In those decades the volume of regulations has been "concisified" into a plethora of extra documents, it went from CARs and CAOs into CARs, CAOs, CASRs, CAAPs, (many of which are now individually larger than the original documents they were meant to concisely replace) and they have also been simplified to the point where you need a PhD in law to understand if you have exceeded your flight and duty times.

Rather than do a survey, hand your lawyer friend copies of the CARs, CASRs, CAOs and AIPs - he/she may need a wheelbarrow - and ask them to quickly find, if under the law as it stands now, can a student pilot who last had a dual check 15 days ago, be sent solo? If they are struggling, guide them to CASR 61.115. Then when they think they have the answer, tell him them they also need to look up all the exemptions to the regulations that have had to be made when it was realised the changes were too hastily drawn up without an understanding of the implications and show them "Civil Aviation Safety Regulations 1998 CASA EX46/18 — Dual Flight Checks before Solo Flights (Student Pilots) Exemption 2018". Then show them how many of these exemptions there are.
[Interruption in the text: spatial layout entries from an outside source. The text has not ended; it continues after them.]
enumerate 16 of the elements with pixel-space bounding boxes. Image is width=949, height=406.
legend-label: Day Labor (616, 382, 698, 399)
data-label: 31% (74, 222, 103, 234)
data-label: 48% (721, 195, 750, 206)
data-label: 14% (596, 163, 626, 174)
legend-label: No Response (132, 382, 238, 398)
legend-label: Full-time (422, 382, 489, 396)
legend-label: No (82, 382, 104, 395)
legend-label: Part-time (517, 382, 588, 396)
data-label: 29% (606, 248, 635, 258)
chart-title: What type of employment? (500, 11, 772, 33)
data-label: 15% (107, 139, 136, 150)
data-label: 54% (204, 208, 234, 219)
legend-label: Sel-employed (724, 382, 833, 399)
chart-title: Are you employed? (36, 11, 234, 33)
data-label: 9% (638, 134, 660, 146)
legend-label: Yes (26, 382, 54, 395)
Then ask them: "how a humble flying instructor (without legal training) can keep on top of all these regulations and exemptions?"

CASA have a regulatory system that focuses on adding more and more convoluted regulation with a focus on forcing compliance and finding individual culpability and resultant punishment to improve safety.
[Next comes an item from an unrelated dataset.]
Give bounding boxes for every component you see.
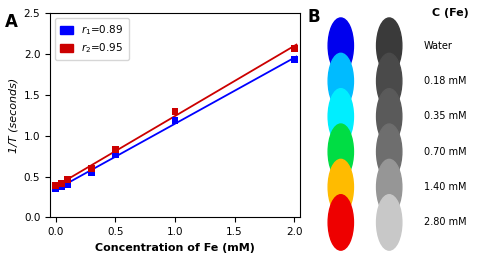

Instructors are required (by CASA) to do Human Factors Training (under threat of $10k fine if not complying). That compulsory training strongly stresses the need to develop a safety culture that encourages self reporting of failures without fear of retribution, that fosters openness about safety failings to find underlying systemic issues and to continually enhance safety.

This seems to me to be ludicrous. CASA Left Hand: "Be open and honest and don't fear punishment for failure. That is the safety culture we want"
CASA Right hand: "If we find you didn't follow a regulation buried inches deep in volume 5 of the CASR, you will be fined and sanctioned"



rant over. Simple answer - count me in the 80%!